1) Une légitimité constitutionnelle issue du fait majoritaire

Malgré son statut constitutionnel (articles 68-1 et 68-2 de la Constitution), cet organe juridictionnel confère un privilège de juridiction au profit des membres du gouvernement et juge les actes commis par un ministre dans l'exercice de ses fonctions, qui ont un rapport direct avec la conduite des affaires de l'État relevant de ses attributions, à l'exclusion des comportements concernant la vie privée ou les mandats électifs locaux.

Ceux ci sont jugés par une juridiction composée de quinze juges: douze parlementaires (élus pour moitié par l'Assemblée nationale et pour moitié par le Sénat et trois magistrats du siège à la Cour de Cassation.

Autant dire que le fait majoritaire prime, même si la Cour est présidée par un magistrat de la Cour de Cassation...

Cette situation est plus qu'un soupçon: elle porte atteinte à l'un des principes fondamentaux de toute juridiction: l'impartialité.

Ainsi, soit les ministres sont jugés par un tribunal dont les membres sont issus de leur majorité, ou de leur parti politique, soit ils sont jugés par leurs opposants... Cette situation aboutit en fait à une schizophrénie institutionnelle et une paralysie juridictionnelle. Il en ressort un sentiment de « renvoi d'ascenseur» corroboré par une jurisprudence bien douce.

L'argument pour justifier cette situation serait, comme le dit Marie-Anne Montchamp, députée UMP, «que les ministres, en raison de l'alourdissement de charge lié à leur statut, doivent être jugés par des tribunaux spécifiques, alors qu'un tribunal de droit commun raisonnera uniquement en droit pur». La raison d'Etat devrait donc primer...

A défaut de connaître ce que recouvre la notion de «droit pur», c'est bien le principe fondamental d'impartialité qui est bafoué. Etre jugé par ses pairs n'existe en France qu'au travers d'instances disciplinaires professionnelles: être ministre n'est pas une profession, c'est le stade suprême de la citoyenneté. A ce titre, les ministres doivent être jugés comme tous les citoyens...

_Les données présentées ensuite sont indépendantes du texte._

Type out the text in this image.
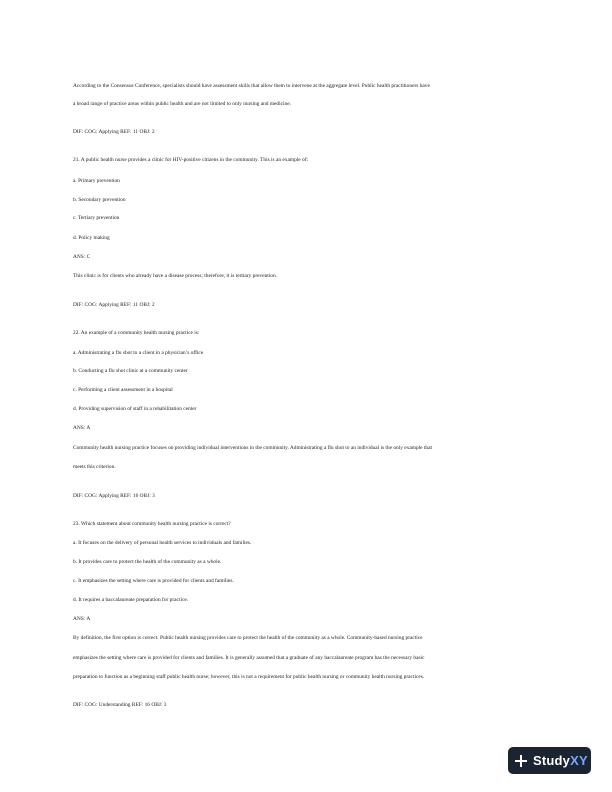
According to the Consensus Conference, specialists should have assessment skills that allow them to intervene at the aggregate level. Public health practitioners have
a broad range of practice areas within public health and are not limited to only nursing and medicine.
DIF: COG: Applying REF: 11 OBJ: 2
21. A public health nurse provides a clinic for HIV-positive citizens in the community. This is an example of:
a. Primary prevention
b. Secondary prevention
c. Tertiary prevention
d. Policy making
ANS: C
This clinic is for clients who already have a disease process; therefore, it is tertiary prevention.
DIF: COG: Applying REF: 11 OBJ: 2
22. An example of a community health nursing practice is:
a. Administrating a flu shot to a client in a physician’s office
b. Conducting a flu shot clinic at a community center
c. Performing a client assessment in a hospital
d. Providing supervision of staff in a rehabilitation center
ANS: A
Community health nursing practice focuses on providing individual interventions in the community. Administrating a flu shot to an individual is the only example that
meets this criterion.
DIF: COG: Applying REF: 16 OBJ: 3
23. Which statement about community health nursing practice is correct?
a. It focuses on the delivery of personal health services to individuals and families.
b. It provides care to protect the health of the community as a whole.
c. It emphasizes the setting where care is provided for clients and families.
d. It requires a baccalaureate preparation for practice.
ANS: A
By definition, the first option is correct. Public health nursing provides care to protect the health of the community as a whole. Community-based nursing practice
emphasizes the setting where care is provided for clients and families. It is generally assumed that a graduate of any baccalaureate program has the necessary basic
preparation to function as a beginning staff public health nurse; however, this is not a requirement for public health nursing or community health nursing practices.
DIF: COG: Understanding REF: 16 OBJ: 3
StudyXY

L'on peut noter que Dominique de Villepin, dans l'affaire Clearstream, a refusé de saisir la CJR. Peut-être estimait-il risqué d'être jugé par une majorité dont il se détache.

2) Une procédure lente et inquisitoire qui arrange bien les choses

Le moins que l'on puisse dire, c'est que cette justice de luxe avance à un train de... sénateur.

S'il est normal et judicieux qu'une commission des requêtes fasse le tri entre les affaires relevant de sa compétence et qu'une commission d'instruction vérifie les charges, ce processus est d'une extrême lenteur:
- le jugement de l'affaire du sang contaminé a été rendu le 9 mars 1999, pour des faits des années 1984/198
- les faits d'escroquerie au préjudice de l'État (détournement de 1,3 million d'euros) qui dataient de la période 1988/1993 à l'encontre de Michel Gillibert, secrétaire d'État aux handicapés ont été jugés en 2004
- les faits retenus à l'encontre de Charles Pasqua et jugés en 2010 datent de 1994/1996
- les faits concernant la crise sanitaire de l'encéphalopathie spongiforme bovine (communément appelée crise de la vache folle) qui datent de la période 1988/1997 ne sont pas encore jugés.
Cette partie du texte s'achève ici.